Najpierw trochę teorii prawno-alkoholowej: prawo zabrania jazdy po alkoholu, gdy stężenie alkoholu we krwi wynosi lub prowadzi do stężenia 0,2 promila lub przekracza tę wartość. Alternatywną jednostką miary "upojenia" jest zawartość alkoholu w wydychanym powietrzu – 0,1 mg/l alkoholu w wydychanym powietrzu oznacza dokładnie to samo co 0,2 promila we krwi. Stopień "upojenia" ma jednak zasadnicze znaczenie dla odpowiedzialności kierowcy: prawo odróżnia, po pierwsze, "stan po użyciu alkoholu" (zachodzi wtedy, gdy stężenie alkoholu we krwi wynosi lub prowadzi do 0,2-0,5 promila lub 0,1-0,25 mg/l w wydychanym powietrzu) i po drugie, "stan nietrzeźwości" – gdy zawartość alkoholu przekracza 0,5 promila (wynosi ponad 0,25 mg/l w wydychanym powietrzu). Upraszczając: kierowca, mając mniej niż 0,2 promila, jest trzeźwy, przy stanie 0,2-0,5 jest "po użyciu", a powyżej 0,5 – jest nietrzeźwy.

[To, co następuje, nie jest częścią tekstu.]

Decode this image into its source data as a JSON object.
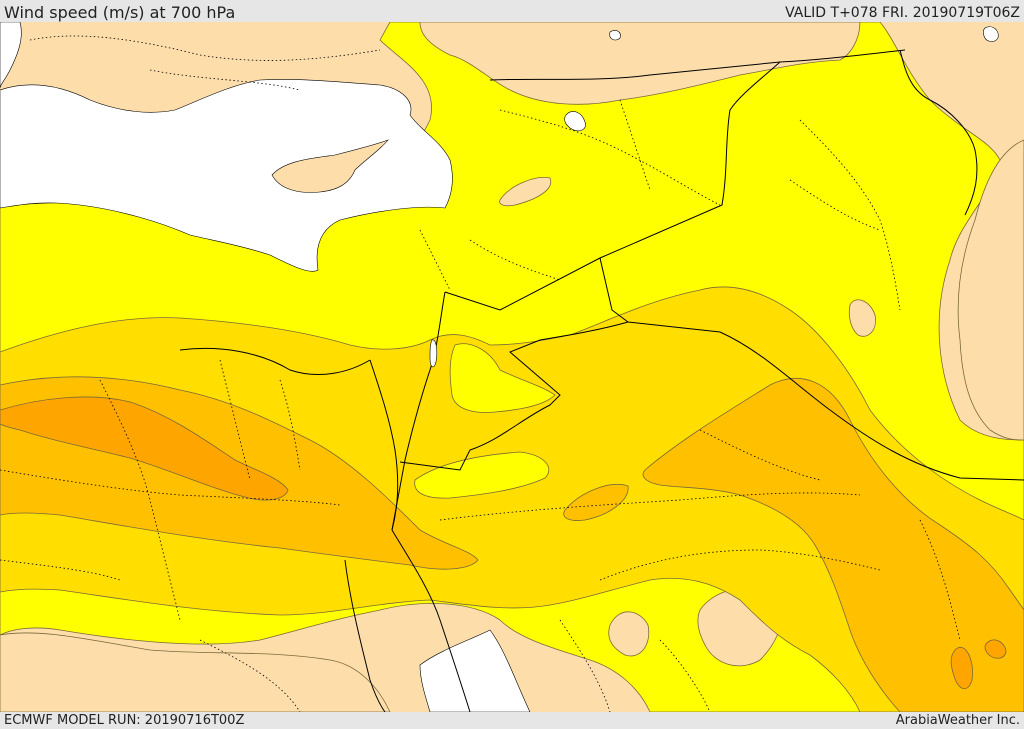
{
  "header": {
    "title": "Wind speed (m/s) at 700 hPa",
    "valid_time": "VALID T+078 FRI. 20190719T06Z"
  },
  "footer": {
    "model_run": "ECMWF MODEL RUN: 20190716T00Z",
    "credit": "ArabiaWeather Inc."
  },
  "map": {
    "colors": {
      "sea": "#ffffff",
      "band_1": "#fddeab",
      "band_2": "#ffff00",
      "band_3": "#ffde00",
      "band_4": "#ffc000",
      "band_5": "#ffa500",
      "contour": "#7a6a3a",
      "border": "#000000"
    }
  }
}
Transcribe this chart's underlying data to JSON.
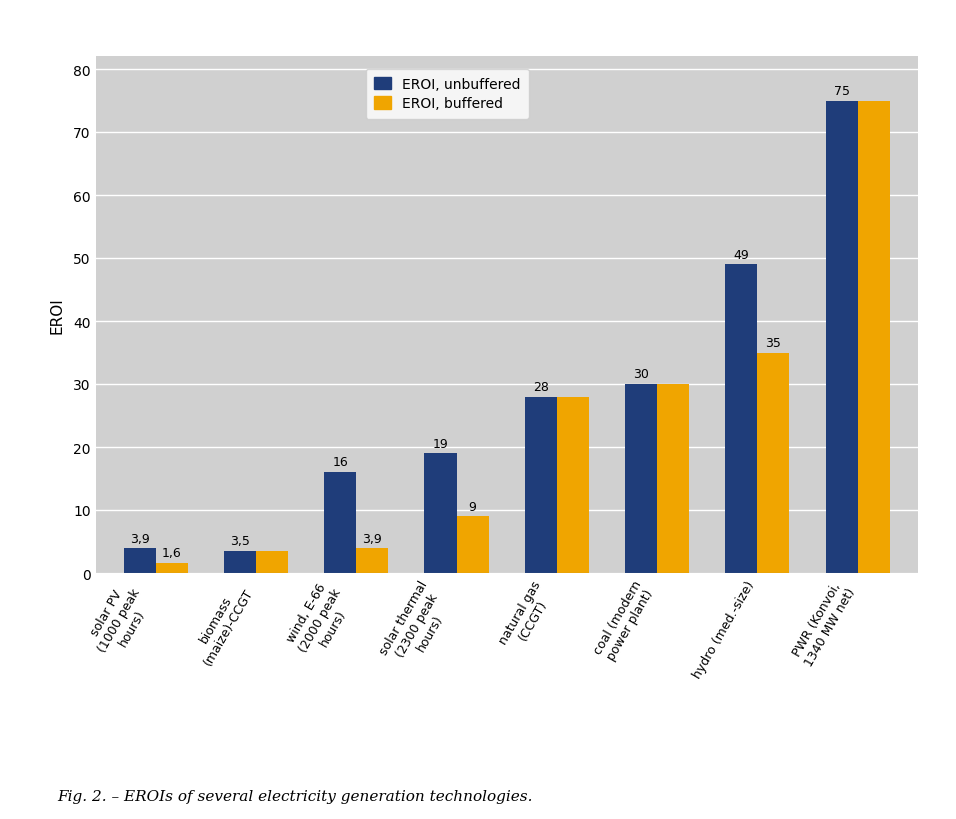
{
  "categories": [
    "solar PV\n(1000 peak\nhours)",
    "biomass\n(maize)-CCGT",
    "wind, E-66\n(2000 peak\nhours)",
    "solar thermal\n(2300 peak\nhours)",
    "natural gas\n(CCGT)",
    "coal (modern\npower plant)",
    "hydro (med.-size)",
    "PWR (Konvoi,\n1340 MW net)"
  ],
  "unbuffered": [
    3.9,
    3.5,
    16,
    19,
    28,
    30,
    49,
    75
  ],
  "buffered": [
    1.6,
    3.5,
    3.9,
    9,
    28,
    30,
    35,
    75
  ],
  "unbuffered_labels": [
    "3,9",
    "3,5",
    "16",
    "19",
    "28",
    "30",
    "49",
    "75"
  ],
  "buffered_labels": [
    "1,6",
    null,
    "3,9",
    "9",
    null,
    null,
    "35",
    null
  ],
  "color_unbuffered": "#1f3d7a",
  "color_buffered": "#f0a500",
  "ylabel": "EROI",
  "ylim": [
    0,
    82
  ],
  "yticks": [
    0,
    10,
    20,
    30,
    40,
    50,
    60,
    70,
    80
  ],
  "legend_unbuffered": "EROI, unbuffered",
  "legend_buffered": "EROI, buffered",
  "caption": "Fig. 2. – EROIs of several electricity generation technologies.",
  "plot_bg_color": "#d0d0d0",
  "outer_bg_color": "#ffffff",
  "bar_width": 0.32,
  "label_fontsize": 9,
  "tick_fontsize": 10,
  "ylabel_fontsize": 11,
  "caption_fontsize": 11,
  "legend_fontsize": 10
}
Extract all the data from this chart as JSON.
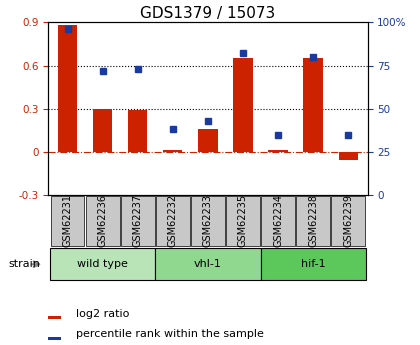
{
  "title": "GDS1379 / 15073",
  "samples": [
    "GSM62231",
    "GSM62236",
    "GSM62237",
    "GSM62232",
    "GSM62233",
    "GSM62235",
    "GSM62234",
    "GSM62238",
    "GSM62239"
  ],
  "log2_ratio": [
    0.88,
    0.3,
    0.29,
    0.01,
    0.16,
    0.65,
    0.01,
    0.65,
    -0.06
  ],
  "percentile_rank": [
    96,
    72,
    73,
    38,
    43,
    82,
    35,
    80,
    35
  ],
  "groups": [
    {
      "label": "wild type",
      "indices": [
        0,
        1,
        2
      ],
      "color": "#b8e4b8"
    },
    {
      "label": "vhl-1",
      "indices": [
        3,
        4,
        5
      ],
      "color": "#90d890"
    },
    {
      "label": "hif-1",
      "indices": [
        6,
        7,
        8
      ],
      "color": "#5cc85c"
    }
  ],
  "ylim_left": [
    -0.3,
    0.9
  ],
  "ylim_right": [
    0,
    100
  ],
  "yticks_left": [
    -0.3,
    0.0,
    0.3,
    0.6,
    0.9
  ],
  "yticks_right": [
    0,
    25,
    50,
    75,
    100
  ],
  "bar_color": "#cc2200",
  "dot_color": "#1a3a9e",
  "bar_width": 0.55,
  "hline_dotted_values": [
    0.3,
    0.6
  ],
  "hline_dashed_value": 0.0,
  "label_log2": "log2 ratio",
  "label_percentile": "percentile rank within the sample",
  "strain_label": "strain",
  "sample_box_color": "#c8c8c8",
  "title_fontsize": 11,
  "tick_fontsize": 7.5,
  "label_fontsize": 7,
  "group_fontsize": 8
}
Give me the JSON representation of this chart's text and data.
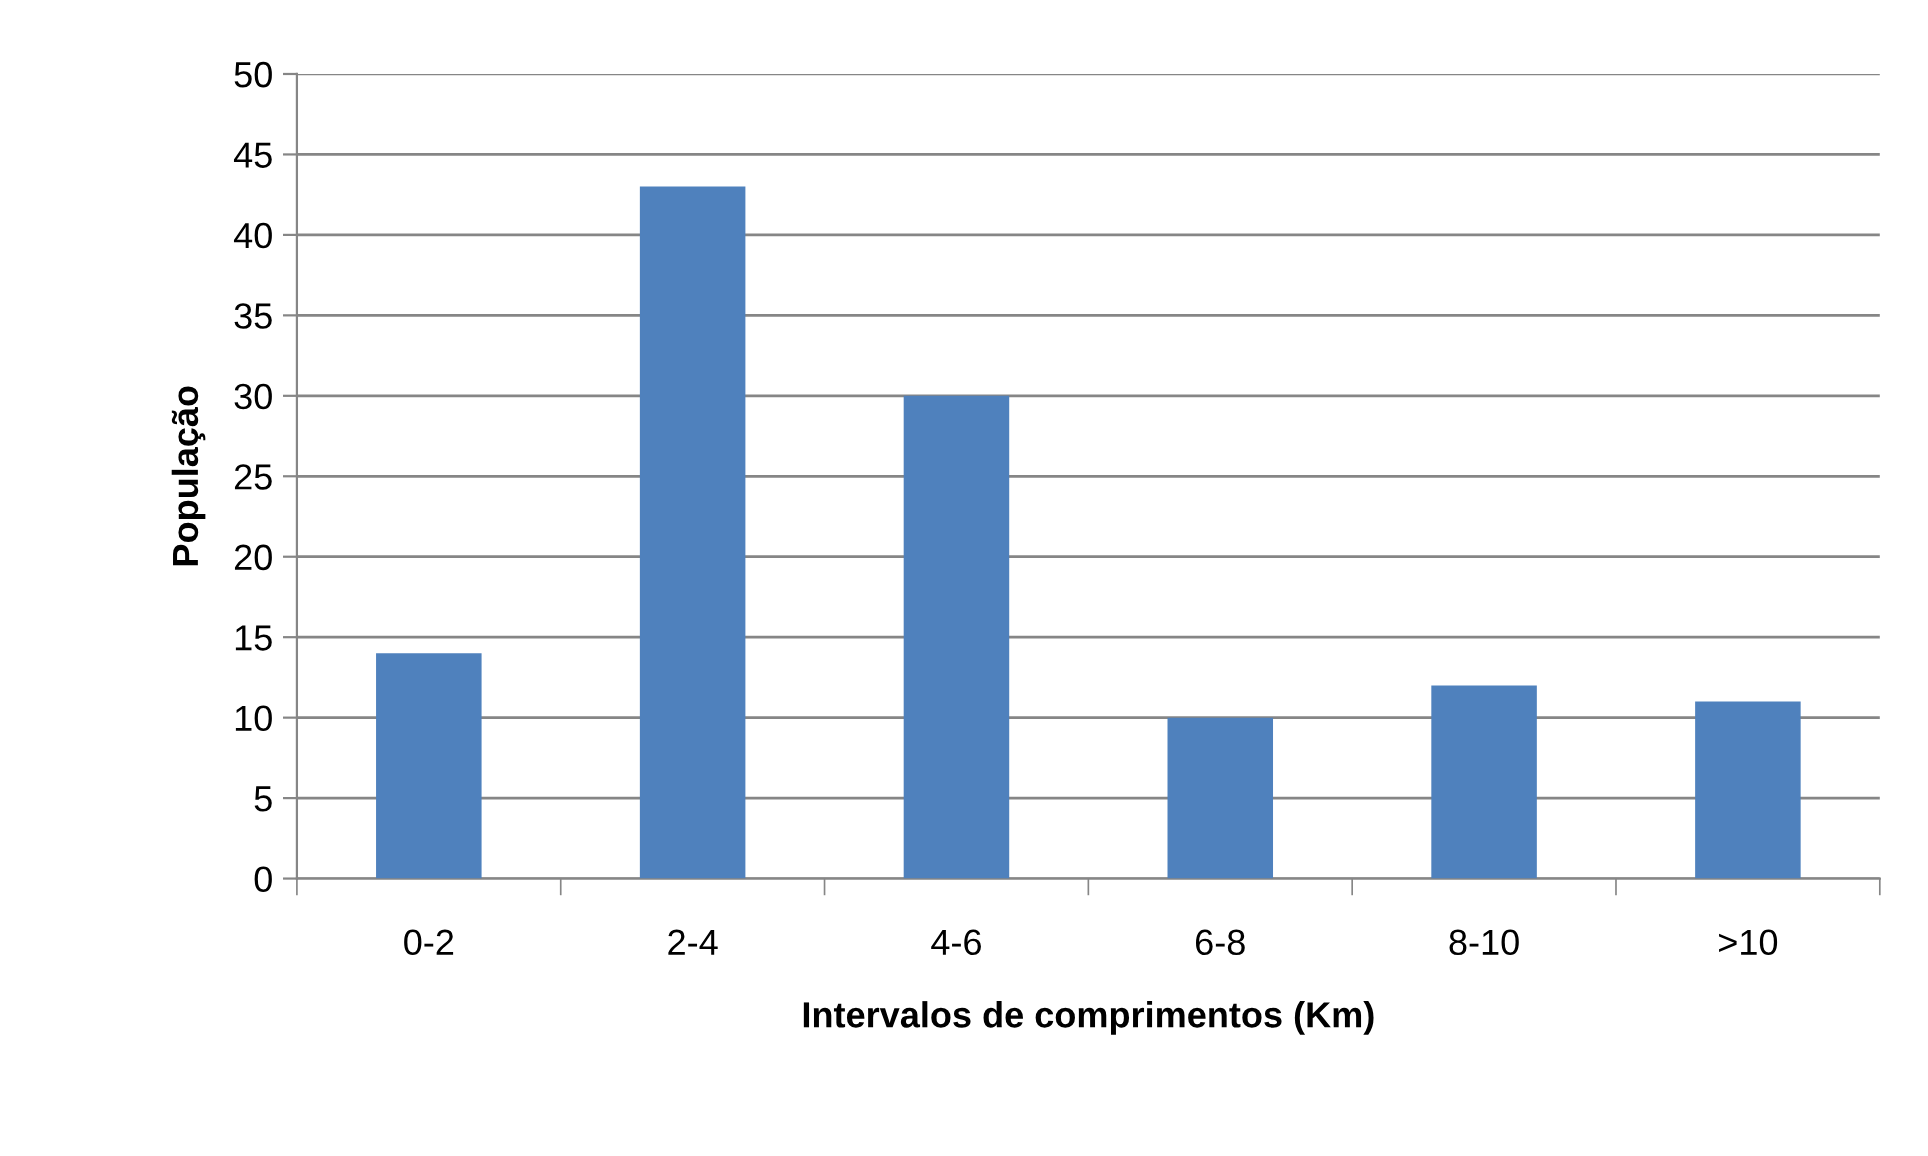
{
  "chart_data": {
    "type": "bar",
    "xlabel": "Intervalos de comprimentos (Km)",
    "ylabel": "População",
    "categories": [
      "0-2",
      "2-4",
      "4-6",
      "6-8",
      "8-10",
      ">10"
    ],
    "values": [
      14,
      43,
      30,
      10,
      12,
      11
    ],
    "color": "#4f81bd",
    "ylim": [
      0,
      50
    ],
    "yticks": [
      0,
      5,
      10,
      15,
      20,
      25,
      30,
      35,
      40,
      45,
      50
    ],
    "grid": "y",
    "legend": false
  }
}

Po alkoholu za kierownicą - wykroczenie czy przestępstwo?

Prowadzenie samochodu "w stanie po użyciu alkoholu" to wykroczenie. To drugie (kierowanie w stanie nietrzeźwości) to już przestępstwo. Ma to znaczenie i formalne, i praktyczne: ten kto popełnia wykroczenie kierowania samochodem po alkoholu, naraża się na areszt (do 30 dni) i grzywnę do 5 tys. zł, a także na zakaz prowadzenia pojazdów od 6 miesięcy do 3 lat, pozostaje jednak osobą niekaraną za przestępstwo. Ten, kto popełnia przestępstwo kierowania po alkoholu (kierowanie w stanie nietrzeźwości), może zostać skazany na ograniczenie wolności lub więzienie, karę pieniężną do 60 tys. zł i zakaz prowadzenia pojazdów na okres do 15 lat. Po skazaniu jest osobą karaną, a to utrudnia znalezienie pracy (i wyklucza z wielu zawodów), utrudnia otrzymanie kredytu itp. Choć zatem w praktyce 0,25 mg/l alkoholu w wydychanym powietrzu i 0,26 mg/l to to samo, z przyczyn formalnych jest to kolosalna różnica!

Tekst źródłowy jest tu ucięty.